Additionally, there is no power consumption at the top of the rack like there is with the Nexus 2000’s and it is a direct link to the top of rack connections unlike the Nexus model where I have an intermediate 5000 series switch in between.
One final note. The HP/H3C A12508 is listed on the HP site as the A12508, but when you click into the actual product page, it is listed as the S12508. These terms can be mixed and matched and mean the same chassis. I have chosen to use A12508 as the model number as much as possible in this post, but my previous post that mentioned the various switches used the letter “S” instead of “A”.
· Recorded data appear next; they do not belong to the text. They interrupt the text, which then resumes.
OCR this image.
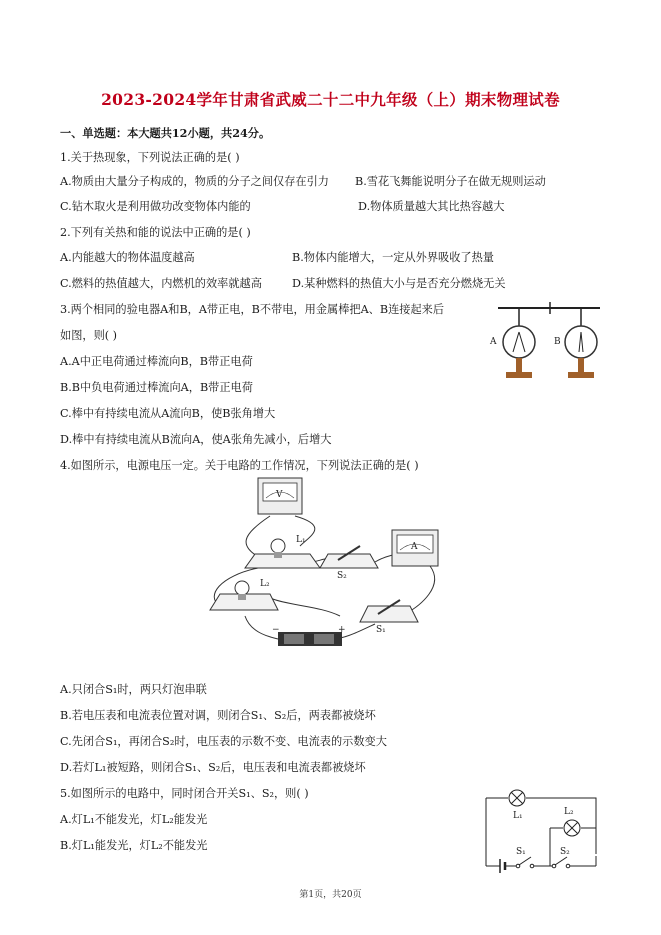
2023-2024学年甘肃省武威二十二中九年级（上）期末物理试卷
一、单选题：本大题共12小题，共24分。
1.关于热现象，下列说法正确的是( )
A.物质由大量分子构成的，物质的分子之间仅存在引力 B.雪花飞舞能说明分子在做无规则运动
C.钻木取火是利用做功改变物体内能的	D.物体质量越大其比热容越大
2.下列有关热和能的说法中正确的是( )
A.内能越大的物体温度越高	B.物体内能增大，一定从外界吸收了热量
C.燃料的热值越大，内燃机的效率就越高	D.某种燃料的热值大小与是否充分燃烧无关
3.两个相同的验电器A和B，A带正电，B不带电，用金属棒把A、B连接起来后
如图，则( )
A.A中正电荷通过棒流向B，B带正电荷
B.B中负电荷通过棒流向A，B带正电荷
C.棒中有持续电流从A流向B，使B张角增大
D.棒中有持续电流从B流向A，使A张角先减小，后增大
A	B
4.如图所示，电源电压一定。关于电路的工作情况，下列说法正确的是( )
V
L₁
S₂
A
L₂
S₁
−	+
A.只闭合S₁时，两只灯泡串联
B.若电压表和电流表位置对调，则闭合S₁、S₂后，两表都被烧坏
C.先闭合S₁，再闭合S₂时，电压表的示数不变、电流表的示数变大
D.若灯L₁被短路，则闭合S₁、S₂后，电压表和电流表都被烧坏
5.如图所示的电路中，同时闭合开关S₁、S₂，则( )
A.灯L₁不能发光，灯L₂能发光
B.灯L₁能发光，灯L₂不能发光
L₁	L₂
S₁	S₂
第1页，共20页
I plan on posting a few more thoughts on this process as it pertains to specific platforms. I was awed by several of the platforms, not just by the hardware itself, but by the approach the company is taking to the data center in general. Any of these platforms will do the job I need them to do. Some will do that job a lot better than others. As for cost, I have only seen numbers on a few of the platforms. That’s something that is important, but not the most important. You can read my previous post on this for more clarification on what my thought process is.
Remember that I am not claiming to be an expert in regards to any of these platforms. I have done many hours of research on them, but there is a chance that some information in this PDF file will be wrong. If you see any glaring errors, please let me know. I promise you won’t hurt my feelings. If anything is marked “Unknown”, rest assured that I looked at every possible piece of literature on the website that I could reasonably find. If you managed to read this far in the post, the file is below. Enjoy!
*****Update – The Juniper 8200 series does support multi-chassis link aggregation. It just requires another piece to make it work. The XRE200 External Routing Engine gives the 8200 this capability. Thanks to Abner Germanow from Juniper for clarifying that!